In 2012 Ainscough’s mother Sharyn was diagnosed with breast cancer, and she too followed Gerson Therapy until her death in 2013. Ainscough suffered an intensification of her own symptoms, until last December she announced that she had returned to conventional treatments. It proved too late. Dr David Gorski, an American oncologist, wrote sadly on his blog Science-Based Medicine: ‘Jessica Ainscough had one shot, a good shot’ — the agonising decision of an early shoulder amputation — but ‘she didn’t take her first shot’. He concluded that ‘Jess Ainscough was also a victim of the very pseudoscience that she promoted.’
The ‘wellness industry’, of course, covers a broad field, from health supplements to spa treatments, diet regimes to holiday retreats. In its more down-to-earth aspects, there is no reason why much of it cannot work in tandem with conventional medicine. Few doctors would deny that diet and behaviour have an important influence on health: both obesity and smoking, for example, are known to raise the risk of certain cancers. But so, too, do some genetic factors, and other triggers presently beyond medical analysis or control. Doctors must often deal in statistics and probabilities rather than certainties, not least because cancers themselves can be unpredictable.
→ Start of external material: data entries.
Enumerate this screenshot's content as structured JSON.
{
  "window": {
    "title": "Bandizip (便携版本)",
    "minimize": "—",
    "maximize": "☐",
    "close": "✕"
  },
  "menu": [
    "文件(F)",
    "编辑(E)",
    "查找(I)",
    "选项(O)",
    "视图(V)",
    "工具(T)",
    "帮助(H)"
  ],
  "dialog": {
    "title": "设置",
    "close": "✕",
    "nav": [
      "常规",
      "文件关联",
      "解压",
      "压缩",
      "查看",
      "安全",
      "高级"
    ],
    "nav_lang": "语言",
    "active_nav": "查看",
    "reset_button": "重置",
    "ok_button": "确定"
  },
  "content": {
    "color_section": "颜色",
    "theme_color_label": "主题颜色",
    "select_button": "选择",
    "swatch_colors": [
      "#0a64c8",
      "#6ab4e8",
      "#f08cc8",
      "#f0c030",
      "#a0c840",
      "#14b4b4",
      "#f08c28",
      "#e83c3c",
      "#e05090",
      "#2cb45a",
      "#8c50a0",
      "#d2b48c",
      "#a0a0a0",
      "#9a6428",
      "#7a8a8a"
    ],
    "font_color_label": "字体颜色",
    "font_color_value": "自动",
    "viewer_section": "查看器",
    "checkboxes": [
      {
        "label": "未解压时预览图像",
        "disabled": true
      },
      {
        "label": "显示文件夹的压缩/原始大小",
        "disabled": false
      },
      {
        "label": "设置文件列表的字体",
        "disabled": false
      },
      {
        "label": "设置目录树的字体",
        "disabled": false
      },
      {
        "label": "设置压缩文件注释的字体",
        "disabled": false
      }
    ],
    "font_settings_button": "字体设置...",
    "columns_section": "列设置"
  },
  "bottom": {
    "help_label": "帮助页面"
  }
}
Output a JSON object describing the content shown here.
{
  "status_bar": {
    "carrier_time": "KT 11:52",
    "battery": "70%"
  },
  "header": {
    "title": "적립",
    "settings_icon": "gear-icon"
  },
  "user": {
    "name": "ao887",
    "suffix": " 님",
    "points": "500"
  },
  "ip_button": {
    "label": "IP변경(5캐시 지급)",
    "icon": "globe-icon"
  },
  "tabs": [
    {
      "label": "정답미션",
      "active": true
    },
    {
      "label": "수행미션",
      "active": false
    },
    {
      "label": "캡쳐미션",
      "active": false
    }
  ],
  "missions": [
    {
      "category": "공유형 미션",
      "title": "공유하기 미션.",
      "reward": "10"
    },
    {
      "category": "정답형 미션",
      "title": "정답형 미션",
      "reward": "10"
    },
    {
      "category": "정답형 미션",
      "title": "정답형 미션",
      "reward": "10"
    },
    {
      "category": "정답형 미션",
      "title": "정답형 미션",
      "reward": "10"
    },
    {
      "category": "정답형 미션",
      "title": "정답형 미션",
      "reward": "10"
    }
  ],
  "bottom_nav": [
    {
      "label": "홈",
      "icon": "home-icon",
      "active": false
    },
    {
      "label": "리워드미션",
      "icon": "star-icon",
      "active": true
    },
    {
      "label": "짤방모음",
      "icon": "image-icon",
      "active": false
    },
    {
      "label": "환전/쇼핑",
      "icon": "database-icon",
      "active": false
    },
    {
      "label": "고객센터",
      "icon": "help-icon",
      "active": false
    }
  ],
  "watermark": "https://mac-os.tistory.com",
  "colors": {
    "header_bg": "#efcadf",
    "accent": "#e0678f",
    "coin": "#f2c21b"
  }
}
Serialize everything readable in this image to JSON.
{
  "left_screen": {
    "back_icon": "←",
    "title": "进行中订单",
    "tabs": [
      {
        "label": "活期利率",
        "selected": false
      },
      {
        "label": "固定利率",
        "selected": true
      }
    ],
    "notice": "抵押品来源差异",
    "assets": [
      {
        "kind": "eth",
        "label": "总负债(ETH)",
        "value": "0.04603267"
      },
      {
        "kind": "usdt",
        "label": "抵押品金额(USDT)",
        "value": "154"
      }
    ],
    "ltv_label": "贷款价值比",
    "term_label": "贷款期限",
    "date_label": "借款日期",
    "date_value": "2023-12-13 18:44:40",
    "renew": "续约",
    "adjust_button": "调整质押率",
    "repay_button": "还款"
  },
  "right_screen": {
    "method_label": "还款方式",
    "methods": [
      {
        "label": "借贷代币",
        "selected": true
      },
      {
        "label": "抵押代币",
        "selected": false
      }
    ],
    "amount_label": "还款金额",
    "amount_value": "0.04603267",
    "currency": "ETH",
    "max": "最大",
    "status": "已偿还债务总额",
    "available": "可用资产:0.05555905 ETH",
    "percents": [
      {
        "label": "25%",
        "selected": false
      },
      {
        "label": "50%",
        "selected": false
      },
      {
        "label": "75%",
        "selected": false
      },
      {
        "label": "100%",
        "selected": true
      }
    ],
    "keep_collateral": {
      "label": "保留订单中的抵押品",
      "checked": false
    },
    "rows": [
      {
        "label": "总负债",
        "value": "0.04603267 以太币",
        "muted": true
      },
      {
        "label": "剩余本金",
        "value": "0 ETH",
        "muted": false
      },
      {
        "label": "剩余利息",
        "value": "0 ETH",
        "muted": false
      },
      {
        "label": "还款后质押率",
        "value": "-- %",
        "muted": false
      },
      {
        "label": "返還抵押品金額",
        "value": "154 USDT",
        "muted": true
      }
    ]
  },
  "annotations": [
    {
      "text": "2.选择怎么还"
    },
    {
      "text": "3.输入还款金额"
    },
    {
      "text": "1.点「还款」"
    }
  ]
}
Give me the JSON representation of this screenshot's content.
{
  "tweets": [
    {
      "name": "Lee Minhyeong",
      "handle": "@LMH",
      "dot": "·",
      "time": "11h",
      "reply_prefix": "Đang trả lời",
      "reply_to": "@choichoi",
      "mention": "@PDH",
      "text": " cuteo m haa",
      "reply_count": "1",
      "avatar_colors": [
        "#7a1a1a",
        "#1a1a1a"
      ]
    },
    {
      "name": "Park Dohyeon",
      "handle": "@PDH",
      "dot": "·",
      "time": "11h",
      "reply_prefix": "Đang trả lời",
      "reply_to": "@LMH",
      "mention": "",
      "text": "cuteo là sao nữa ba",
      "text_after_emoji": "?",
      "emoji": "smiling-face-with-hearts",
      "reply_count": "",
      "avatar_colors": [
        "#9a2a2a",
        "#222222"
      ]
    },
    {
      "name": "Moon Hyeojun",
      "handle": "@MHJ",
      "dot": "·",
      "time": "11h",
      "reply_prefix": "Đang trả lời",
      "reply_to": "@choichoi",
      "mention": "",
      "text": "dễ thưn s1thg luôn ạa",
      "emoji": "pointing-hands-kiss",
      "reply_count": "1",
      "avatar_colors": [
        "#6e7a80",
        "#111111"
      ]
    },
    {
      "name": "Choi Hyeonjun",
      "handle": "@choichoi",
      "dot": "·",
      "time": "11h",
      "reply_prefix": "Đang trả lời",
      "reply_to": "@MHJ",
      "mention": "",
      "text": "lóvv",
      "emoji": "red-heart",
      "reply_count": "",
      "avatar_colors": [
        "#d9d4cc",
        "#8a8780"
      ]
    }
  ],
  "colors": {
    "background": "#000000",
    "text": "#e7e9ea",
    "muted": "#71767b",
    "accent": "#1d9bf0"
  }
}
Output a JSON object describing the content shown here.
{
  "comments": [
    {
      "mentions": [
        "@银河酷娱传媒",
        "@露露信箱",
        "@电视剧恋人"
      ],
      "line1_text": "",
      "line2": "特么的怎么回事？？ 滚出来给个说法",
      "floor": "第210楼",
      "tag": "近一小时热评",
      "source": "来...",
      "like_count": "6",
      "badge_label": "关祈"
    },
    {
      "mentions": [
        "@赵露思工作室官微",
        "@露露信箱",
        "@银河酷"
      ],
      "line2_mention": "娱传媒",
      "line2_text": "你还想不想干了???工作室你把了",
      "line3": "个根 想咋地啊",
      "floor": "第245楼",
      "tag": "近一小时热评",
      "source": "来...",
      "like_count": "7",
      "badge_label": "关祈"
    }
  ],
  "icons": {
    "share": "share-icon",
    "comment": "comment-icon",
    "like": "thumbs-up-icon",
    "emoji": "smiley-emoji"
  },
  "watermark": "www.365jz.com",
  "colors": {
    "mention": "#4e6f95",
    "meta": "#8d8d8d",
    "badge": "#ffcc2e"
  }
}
The more extreme manifestations of ‘wellness’ theory, however, can take on some cultish aspects, including a deep distrust of conventional medicine combined with an irrational conviction that recovery from disease is chiefly a matter of willpower and dietary self-discipline. At its best, this can be misleading; at its worst, it is to blame for encouraging understandably frightened people to shun hospital treatments that have a respectable chance of helping them.
The UK journalists who wrote wittily and poignantly in the late 1990s about cancer and its treatment — most notably Ruth Picardie in the Observer and John Diamond in the Times — did a great deal to demystify the disease, while making their readers acutely aware of the thrill and preciousness of life. Yet Diamond, in particular, was very hard on the popular language of ‘battlers’ and ‘warriors’, saying: ‘I despise the set of warlike metaphors that so many apply to cancer.’ The reason, he said, stemmed from ‘a hatred for the sort of morality which says that only those who fight hard against their cancer survive it, or deserve to survive it — the corollary being that those who lose the fight deserved to do so.’
I wonder what Diamond would have made of Belle Gibson, who spoke the fashionable language of battle with fluent and apparently fraudulent ease, and is now hiding — along with her young son — from an angry army of former believers. Her falsehoods, if that’s what they are, were deeply culpable, and yet perhaps we should also look at those who so vigorously promoted them while suspending their own critical faculties. Sometimes one can even muster a stray flash of sympathy for Gibson, trapped in the big, runaway lie that everyone seemed to love.